Viele spirituell Strebende verwechseln Gotteserfahrung mit einer "nur wundervollen" Erfahrung und bemühen sich dann, einen ständigen Gefühlszustand davon herzustellen. Wenn es ihnen "nicht gut" geht, wäre das ein Zeichen für Verlust, Versagen - eine Hölle. (John de Ruiter, ein spiritueller Meister, wies zu diesem Missverständnis immer wieder darauf hin, dass schon eine einmalige Erfahrung eine grundlegende Gewissheit vermittelt, die ausreicht für das Weitergehen. Ein Festhalten an der Erfahrung oder dem Gefühl als Lebensgefühl sei nicht nötig.)

Die Glücksgefühle einer "transzendenten" Erfahrung können täuschen und auf einem Dopamin-Hormon-Überschuss im Gehirn beruhen statt auf "Befreiung". Sie beruhen dann auf gezieltem Wollen und das Ergebnis davon ist eine Fantasiewelt (ein Leben im Wolkenschloss). Intensives, suchtartiges und exzessives Streben kann auch eine latente Schizophrenie zum Ausbruch triggern (auslösen).

Verachtung

Verachtung, eine (kalte) Überheblichkeit, ist nicht immer offensichtlich, sondern äußert sich oft unterschwellig (zum Beispiel auch gegenüber der Gesellschaft oder dem Irdischen). Verachtung steht immer im Zusammenhang mit Machtbestreben, Unterwerfung und Aufspaltung.

Einssein, Harmonie, Eintracht und Vielfalt stellen sich als Gegenpol dar, nicht als universelle Grundwahrheit. Verachtung wird übernommen oder gezüchtet aus Manipulation, systematischer Grenzüberschreitung, Missbrauch und Gewalt. (Das ist auch im zweiten Talkshow-Beitrag "Aufgewachsen bei den 12-Stämmen" erschreckend sichtbar.)

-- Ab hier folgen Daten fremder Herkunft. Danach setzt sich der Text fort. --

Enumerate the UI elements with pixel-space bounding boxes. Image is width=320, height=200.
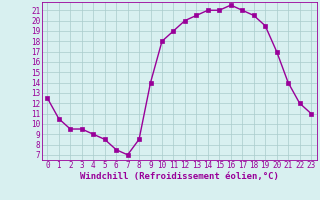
X-axis label: Windchill (Refroidissement éolien,°C): Windchill (Refroidissement éolien,°C): [80, 172, 279, 181]
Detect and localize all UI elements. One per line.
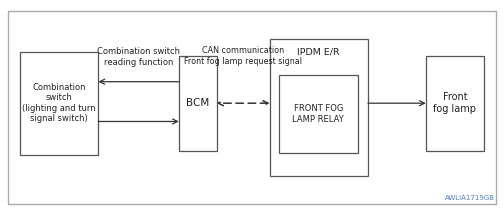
Text: AWLIA1719GB: AWLIA1719GB	[445, 195, 495, 201]
Bar	[20, 52, 98, 155]
Text: BCM: BCM	[186, 98, 210, 108]
Text: Combination switch
reading function: Combination switch reading function	[97, 47, 180, 67]
Text: IPDM E/R: IPDM E/R	[297, 47, 340, 56]
Text: CAN communication
Front fog lamp request signal: CAN communication Front fog lamp request…	[184, 46, 302, 66]
Bar	[179, 56, 217, 150]
Bar	[270, 39, 368, 176]
Text: Combination
switch
(lighting and turn
signal switch): Combination switch (lighting and turn si…	[22, 83, 96, 123]
Text: FRONT FOG
LAMP RELAY: FRONT FOG LAMP RELAY	[292, 104, 344, 124]
Text: Front
fog lamp: Front fog lamp	[433, 92, 476, 114]
Bar	[279, 75, 358, 153]
Bar	[426, 56, 484, 150]
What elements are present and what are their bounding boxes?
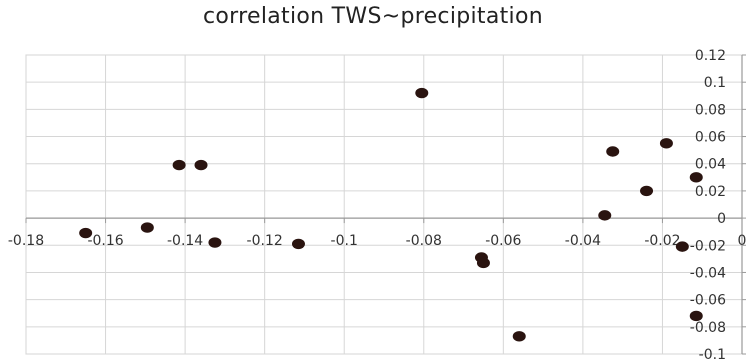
y-tick-label: -0.1 <box>699 347 726 362</box>
y-tick-label: 0.02 <box>695 184 726 200</box>
chart-title: correlation TWS~precipitation <box>203 4 543 29</box>
y-tick-label: 0 <box>717 211 726 227</box>
x-tick-label: -0.18 <box>8 233 44 249</box>
y-tick-label: 0.04 <box>695 157 726 173</box>
y-tick-label: 0.12 <box>695 48 726 64</box>
x-tick-label: -0.14 <box>167 233 203 249</box>
x-tick-label: -0.06 <box>485 233 521 249</box>
data-point <box>598 210 612 221</box>
x-tick-label: -0.08 <box>406 233 442 249</box>
data-point <box>675 241 689 252</box>
data-point <box>606 146 620 157</box>
y-tick-label: 0.06 <box>695 130 726 146</box>
data-point <box>208 237 222 248</box>
y-tick-label: 0.08 <box>695 102 726 118</box>
y-tick-label: -0.04 <box>690 265 726 281</box>
data-point <box>689 310 703 322</box>
y-tick-label: -0.06 <box>690 293 726 309</box>
data-point <box>172 159 186 171</box>
plot-border <box>25 54 743 355</box>
data-point <box>689 172 703 183</box>
data-point <box>140 222 154 233</box>
data-point <box>291 238 305 250</box>
x-tick-label: -0.1 <box>331 233 358 249</box>
data-point <box>659 138 673 149</box>
data-point <box>640 185 654 197</box>
x-tick-label: -0.16 <box>87 233 123 249</box>
data-point <box>79 227 93 239</box>
y-tick-label: -0.08 <box>690 320 726 336</box>
data-point <box>415 87 429 99</box>
x-tick-label: -0.12 <box>247 233 283 249</box>
x-tick-label: -0.02 <box>644 233 680 249</box>
data-point <box>512 331 526 342</box>
data-point <box>476 257 490 269</box>
y-tick-label: -0.02 <box>690 238 726 254</box>
x-tick-label: 0 <box>738 233 746 249</box>
y-tick-label: 0.1 <box>704 75 726 91</box>
x-tick-label: -0.04 <box>565 233 601 249</box>
data-point <box>194 159 208 171</box>
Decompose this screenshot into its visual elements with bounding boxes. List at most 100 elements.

Allgemein wird das mystische und auch archetypische "Absolute" benutzt und zwar ausschließlich der Machtaspekt dessen. Im christlichen Bereich werden dafür häufig Themen des Alten Testaments herangezogen; im Islam werden passende Suren entsprechend ausgelegt. In östlich-basierten Sekten wird das Ziel der Ich-Auflösung und absoluten Hingabe benutzt und im esoterischen Bereich gerne Prophezeiungen und/oder Channelings.

Alle diese Grundlagen können im einen Fall nährend wirken und zu (persönlichem oder Seelen-)Wachstum anregen, zu innerer Friedfertigkeit führen oder im anderen Fall - benutzt und missbraucht - zu Verachtung, Verwirrung und Verdunklung des ureigenen Wesens führen.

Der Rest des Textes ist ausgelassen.